170 Mich. 299 | Mich. | 1912

Brooke, J.

(after stating the facts). The declaration is composed of three counts. The first two counts predicate liability on the part of the defendant by reason of the statute, 3 Comp. Laws, §§ 11527 and 11528. The third count sets out a common-law duty, the breach of that duty and consequent damage.

The caBe seems to have been tried at circuit upon the theory of a common-law liability only. In this court plaintiff does not urge defendant’s liability under the statute, and we are therefore not called upon to determine its applicability to an opening such as the one which caused the death of plaintiff’s intestate. That question if presented would be one by no means free from doubt.

*302Was there testimony introduced by plaintiff tending to establish a liability at common law ?

The record contains abundant evidence tending to show that the hole into which the boy fell had existed for several years, and that it was unprotected. It is, we think, clear that no responsible officer of the defendant company had actual knowledge of the dangerous opening. The superintendent of the defendant company, however, testified that he had known of the existence of the trench leading from the hole down the slope for. some 11 or 12 years. He further testified that he learned of the shaft the morning after the accident, and that he then saw a piece of timber which looked as if it had been recently broken; his inference being that this timber had constituted a portion of a covering for the shaft, and that it had rotted away and fallen into the shaft.

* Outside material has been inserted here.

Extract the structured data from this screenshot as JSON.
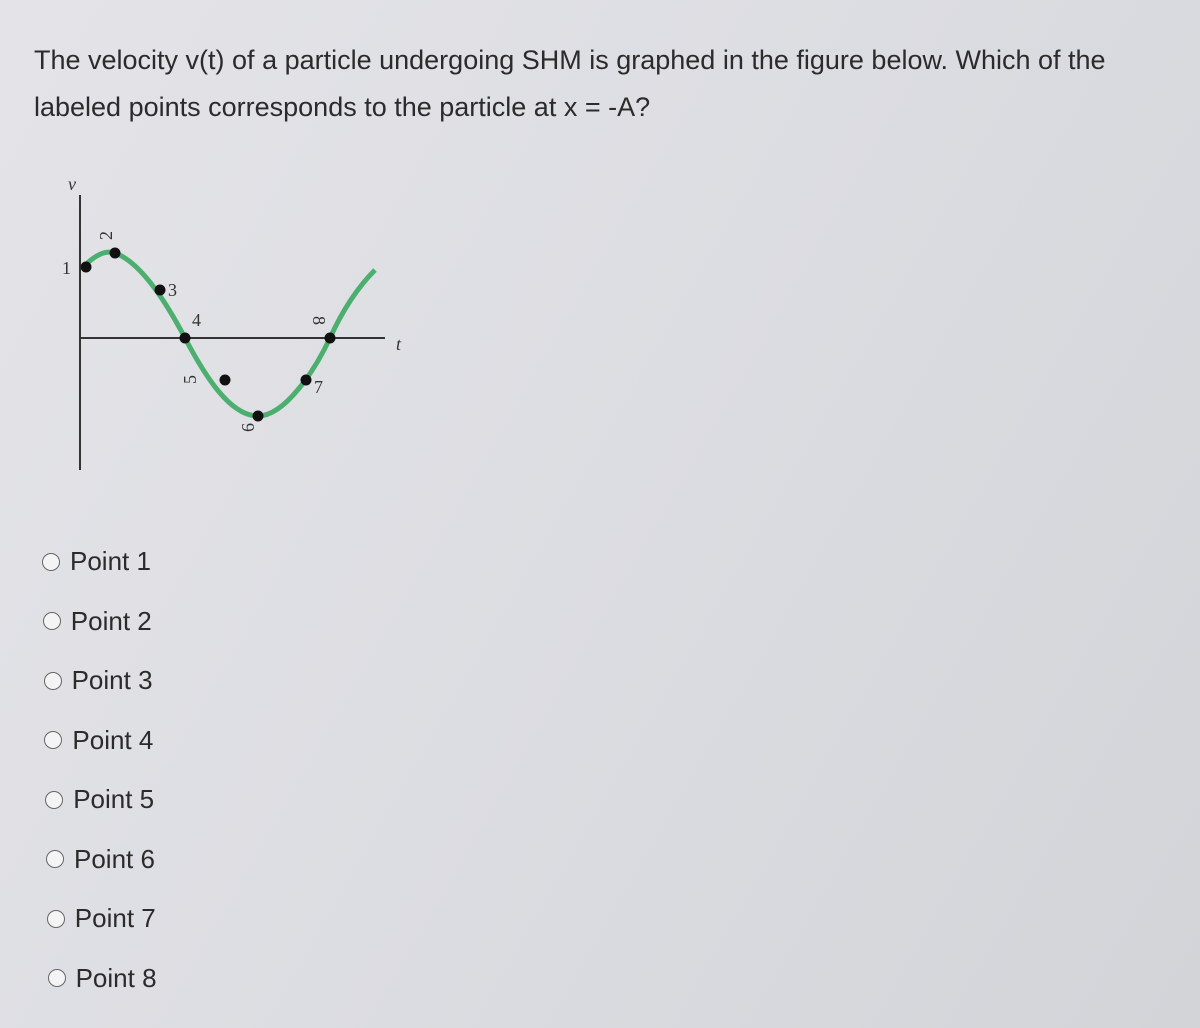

After a careful consideration of all the testimony offered on behalf of the plaintiff, we find ourselves unable to agree with the conclusion of the learned circuit judge, who held that:

‘ ‘ In my judgment there has been an entire failure on the part of the plaintiff to establish any negligence in this defendant company, which was the proximate cause of the death of the child.”

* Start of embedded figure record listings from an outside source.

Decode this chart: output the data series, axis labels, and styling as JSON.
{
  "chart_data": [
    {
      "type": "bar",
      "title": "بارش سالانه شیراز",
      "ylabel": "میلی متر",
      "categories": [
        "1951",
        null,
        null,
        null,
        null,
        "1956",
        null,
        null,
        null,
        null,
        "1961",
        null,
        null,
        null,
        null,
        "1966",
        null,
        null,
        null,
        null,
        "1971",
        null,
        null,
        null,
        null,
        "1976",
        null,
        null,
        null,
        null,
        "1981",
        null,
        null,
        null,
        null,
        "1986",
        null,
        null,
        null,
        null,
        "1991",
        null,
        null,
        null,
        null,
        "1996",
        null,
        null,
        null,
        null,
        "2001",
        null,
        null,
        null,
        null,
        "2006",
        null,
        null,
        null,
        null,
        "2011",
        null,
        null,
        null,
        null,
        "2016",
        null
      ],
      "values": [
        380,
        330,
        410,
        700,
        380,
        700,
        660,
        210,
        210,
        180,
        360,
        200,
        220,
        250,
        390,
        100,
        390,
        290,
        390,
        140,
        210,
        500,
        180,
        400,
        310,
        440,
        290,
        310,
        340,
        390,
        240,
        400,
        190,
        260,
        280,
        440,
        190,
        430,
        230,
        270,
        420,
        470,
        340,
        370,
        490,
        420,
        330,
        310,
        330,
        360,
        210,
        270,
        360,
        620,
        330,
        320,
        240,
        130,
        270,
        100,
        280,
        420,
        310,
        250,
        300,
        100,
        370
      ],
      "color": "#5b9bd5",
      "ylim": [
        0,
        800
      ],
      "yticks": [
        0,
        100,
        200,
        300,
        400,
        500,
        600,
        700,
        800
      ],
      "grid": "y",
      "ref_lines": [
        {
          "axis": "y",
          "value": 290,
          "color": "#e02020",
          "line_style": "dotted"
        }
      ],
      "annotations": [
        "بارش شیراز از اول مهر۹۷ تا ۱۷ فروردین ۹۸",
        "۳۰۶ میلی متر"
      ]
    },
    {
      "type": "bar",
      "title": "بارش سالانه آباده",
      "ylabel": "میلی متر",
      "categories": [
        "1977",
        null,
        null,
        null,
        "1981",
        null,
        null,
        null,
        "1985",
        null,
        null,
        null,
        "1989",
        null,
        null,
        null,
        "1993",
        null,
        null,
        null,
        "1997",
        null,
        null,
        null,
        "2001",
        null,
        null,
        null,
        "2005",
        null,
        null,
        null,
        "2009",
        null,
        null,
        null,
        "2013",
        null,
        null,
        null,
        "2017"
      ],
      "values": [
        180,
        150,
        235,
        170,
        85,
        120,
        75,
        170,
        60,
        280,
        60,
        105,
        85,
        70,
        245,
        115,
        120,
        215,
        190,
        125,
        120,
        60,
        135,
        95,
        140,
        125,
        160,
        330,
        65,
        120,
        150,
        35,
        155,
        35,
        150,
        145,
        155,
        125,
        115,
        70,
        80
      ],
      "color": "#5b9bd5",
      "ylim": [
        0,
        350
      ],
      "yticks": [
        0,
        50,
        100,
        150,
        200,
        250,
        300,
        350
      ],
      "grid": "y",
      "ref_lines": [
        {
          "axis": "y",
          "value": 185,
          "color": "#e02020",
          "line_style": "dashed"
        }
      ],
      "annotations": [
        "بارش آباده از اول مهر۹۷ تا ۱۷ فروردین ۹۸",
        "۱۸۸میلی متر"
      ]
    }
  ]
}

We think the question of the defendant’s negligence should have been submitted to the jury. If the shaft had been permitted by the defendant to remain open and unguarded for a number of years, even without actual knowledge on its part, that fact would certainly afford some evidence that the defendant had not exercised reasonable care in the premises, and particularly would this be true if the existence of the dangerous opening was known to those living in the vicinity.

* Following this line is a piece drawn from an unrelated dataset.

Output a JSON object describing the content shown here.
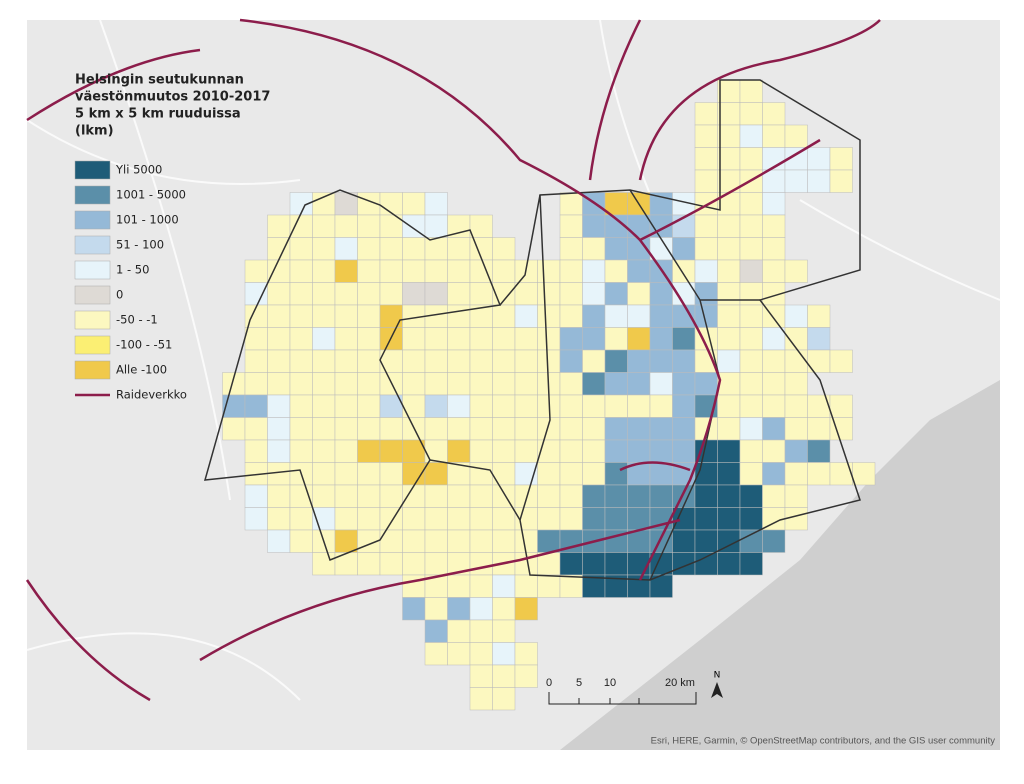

It is urged by the defendant in this court (though the point was not made below) that in any event the verdict was properly directed because the boy was, at the time he met his death, a trespasser, or at best a mere licensee, to whom the defendant owed no duty. Though not properly *303before us for determination upon this record, as the case must be tried again, we deem it proper to discuss this phase of the question. The boy’s father was a lessee, or, at any rate, an occupant by permission, of one of defendant’s houses in the vicinity of the opening. No fences of any kind marked the boundaries of that portion of defendant’s land which plaintiff and her family might traverse. The entire vicinity was an open common used by the employés of defendant (among whom was the father of deceased) as a pasture for their cows. It was commonly traversed by the boys in their search for wood, and this fact was known to the defendant’s superintendent, and no serious objection seems to have been interposed. We are of opinion that such a license as was possessed by the father imposed upon the defendant the duty to warn him, and those members of his family coming upon the premises with him at its invitation, of such existing dangers as were known to it, or which should have been discovered by it in the exercise of reasonable care. See Powers v. Harlow, 53 Mich. 507 (19 N. W. 257, 51 Am. Rep. 154), and cases there cited.

The judgment is reversed, and a new trial ordered.

Moore, C. J., and Steers, MoAlvay, Blair, Stone, and Ostrander, JJ., concurred. Bird, J., did not sit.